The legislation before you today would start to address some of the concerns that have been brought to me by my constituents.  H.R. 1425, the Marine Debris Emergency Act, would call for an expedited grant process through NOAA to respond to “severe marine debris events,” a definition that encompasses both the tsunami that struck Japan along with debris generated by Hurricane Sandy. 

NOAA already has a marine debris grant program, but awarding funds for cleanup now can take more than a year.
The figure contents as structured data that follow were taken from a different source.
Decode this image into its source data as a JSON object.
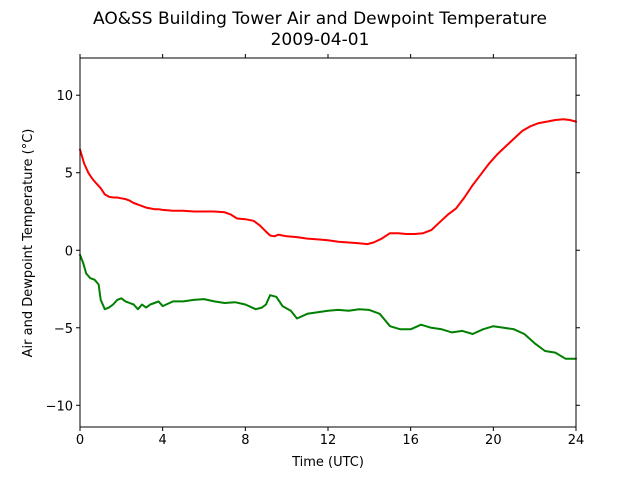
{
  "chart_data": {
    "type": "line",
    "title": "AO&SS Building Tower Air and Dewpoint Temperature",
    "subtitle": "2009-04-01",
    "xlabel": "Time (UTC)",
    "ylabel": "Air and Dewpoint Temperature (°C)",
    "xlim": [
      0,
      24
    ],
    "ylim": [
      -11.4,
      12.4
    ],
    "x_ticks": [
      0,
      4,
      8,
      12,
      16,
      20,
      24
    ],
    "x_tick_labels": [
      "0",
      "4",
      "8",
      "12",
      "16",
      "20",
      "24"
    ],
    "y_ticks": [
      -10,
      -5,
      0,
      5,
      10
    ],
    "y_tick_labels": [
      "−10",
      "−5",
      "0",
      "5",
      "10"
    ],
    "grid": false,
    "series": [
      {
        "color": "#ff0000",
        "x": [
          0,
          0.2,
          0.4,
          0.6,
          0.8,
          1.0,
          1.2,
          1.4,
          1.6,
          1.8,
          2.0,
          2.2,
          2.4,
          2.6,
          2.8,
          3.0,
          3.2,
          3.4,
          3.6,
          3.8,
          4.0,
          4.5,
          5.0,
          5.5,
          6.0,
          6.5,
          7.0,
          7.3,
          7.6,
          8.0,
          8.4,
          8.7,
          9.0,
          9.2,
          9.4,
          9.6,
          9.8,
          10.0,
          10.5,
          11.0,
          11.5,
          12.0,
          12.5,
          13.0,
          13.5,
          13.9,
          14.2,
          14.6,
          15.0,
          15.4,
          15.8,
          16.2,
          16.6,
          17.0,
          17.4,
          17.8,
          18.2,
          18.6,
          19.0,
          19.4,
          19.8,
          20.2,
          20.6,
          21.0,
          21.4,
          21.8,
          22.2,
          22.6,
          23.0,
          23.4,
          23.7,
          24.0
        ],
        "y": [
          6.5,
          5.6,
          5.0,
          4.6,
          4.3,
          4.0,
          3.6,
          3.45,
          3.4,
          3.4,
          3.35,
          3.3,
          3.2,
          3.05,
          2.95,
          2.85,
          2.75,
          2.7,
          2.65,
          2.65,
          2.6,
          2.55,
          2.55,
          2.5,
          2.5,
          2.5,
          2.45,
          2.3,
          2.05,
          2.0,
          1.9,
          1.6,
          1.2,
          0.95,
          0.9,
          1.0,
          0.95,
          0.9,
          0.85,
          0.75,
          0.7,
          0.65,
          0.55,
          0.5,
          0.45,
          0.4,
          0.5,
          0.75,
          1.1,
          1.1,
          1.05,
          1.05,
          1.1,
          1.3,
          1.8,
          2.3,
          2.7,
          3.4,
          4.2,
          4.9,
          5.6,
          6.2,
          6.7,
          7.2,
          7.7,
          8.0,
          8.2,
          8.3,
          8.4,
          8.45,
          8.4,
          8.3
        ]
      },
      {
        "color": "#008000",
        "x": [
          0,
          0.15,
          0.3,
          0.5,
          0.7,
          0.9,
          1.0,
          1.2,
          1.4,
          1.6,
          1.8,
          2.0,
          2.2,
          2.4,
          2.6,
          2.8,
          3.0,
          3.2,
          3.4,
          3.6,
          3.8,
          4.0,
          4.5,
          5.0,
          5.5,
          6.0,
          6.5,
          7.0,
          7.5,
          8.0,
          8.5,
          8.8,
          9.0,
          9.2,
          9.5,
          9.8,
          10.2,
          10.5,
          11.0,
          11.5,
          12.0,
          12.5,
          13.0,
          13.5,
          14.0,
          14.5,
          15.0,
          15.5,
          16.0,
          16.5,
          17.0,
          17.5,
          18.0,
          18.5,
          19.0,
          19.5,
          20.0,
          20.5,
          21.0,
          21.5,
          22.0,
          22.5,
          23.0,
          23.5,
          24.0
        ],
        "y": [
          -0.3,
          -0.8,
          -1.5,
          -1.8,
          -1.9,
          -2.2,
          -3.2,
          -3.8,
          -3.7,
          -3.5,
          -3.2,
          -3.1,
          -3.3,
          -3.4,
          -3.5,
          -3.8,
          -3.5,
          -3.7,
          -3.5,
          -3.4,
          -3.3,
          -3.6,
          -3.3,
          -3.3,
          -3.2,
          -3.15,
          -3.3,
          -3.4,
          -3.35,
          -3.5,
          -3.8,
          -3.7,
          -3.5,
          -2.9,
          -3.0,
          -3.6,
          -3.9,
          -4.4,
          -4.1,
          -4.0,
          -3.9,
          -3.85,
          -3.9,
          -3.8,
          -3.85,
          -4.1,
          -4.9,
          -5.1,
          -5.1,
          -4.8,
          -5.0,
          -5.1,
          -5.3,
          -5.2,
          -5.4,
          -5.1,
          -4.9,
          -5.0,
          -5.1,
          -5.4,
          -6.0,
          -6.5,
          -6.6,
          -7.0,
          -7.0
        ]
      }
    ]
  }
}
In addition to requiring that grants for severe marine debris events be issued in 60 days, this bill would give preference to those applicants facing a severe debris event.  This bill has the bipartisan support of legislators from Alaska to Hawaii, and up and down the West Coast. 

H.R. 1491 is an even simpler and more straightforward piece of legislation.  In an act of unmatched generosity, the Japanese government last December provided our country with $5 million to assist with debris cleanup.  NOAA has made some of these funds available to states, for which my colleagues and I are incredibly grateful.  But NOAA’s statutory granting authority prevents any of the remaining funds in this account from being used to reimburse states and local governments for expenses incurred to clean up or remove debris prior to December 2012.  H.R. 1491 would simply allow but not require NOAA to reimburse states and local governments for funds that were spent on cleanup from March 2011 through December 2012.  This would go a long way toward assisting struggling coastal economies, and has elicited bipartisan support from Pacific Coast representatives.  In addition, NOAA has expressed regret that it is unable to reimburse state and local governments, and NOAA representatives have worked with my staff in drafting this legislation.

Thank you for your interest in this issue, and in the legislation I’ve worked on with my colleagues on both sides of the aisle to address some local concerns with debris removal.  I look forward to any questions you might have.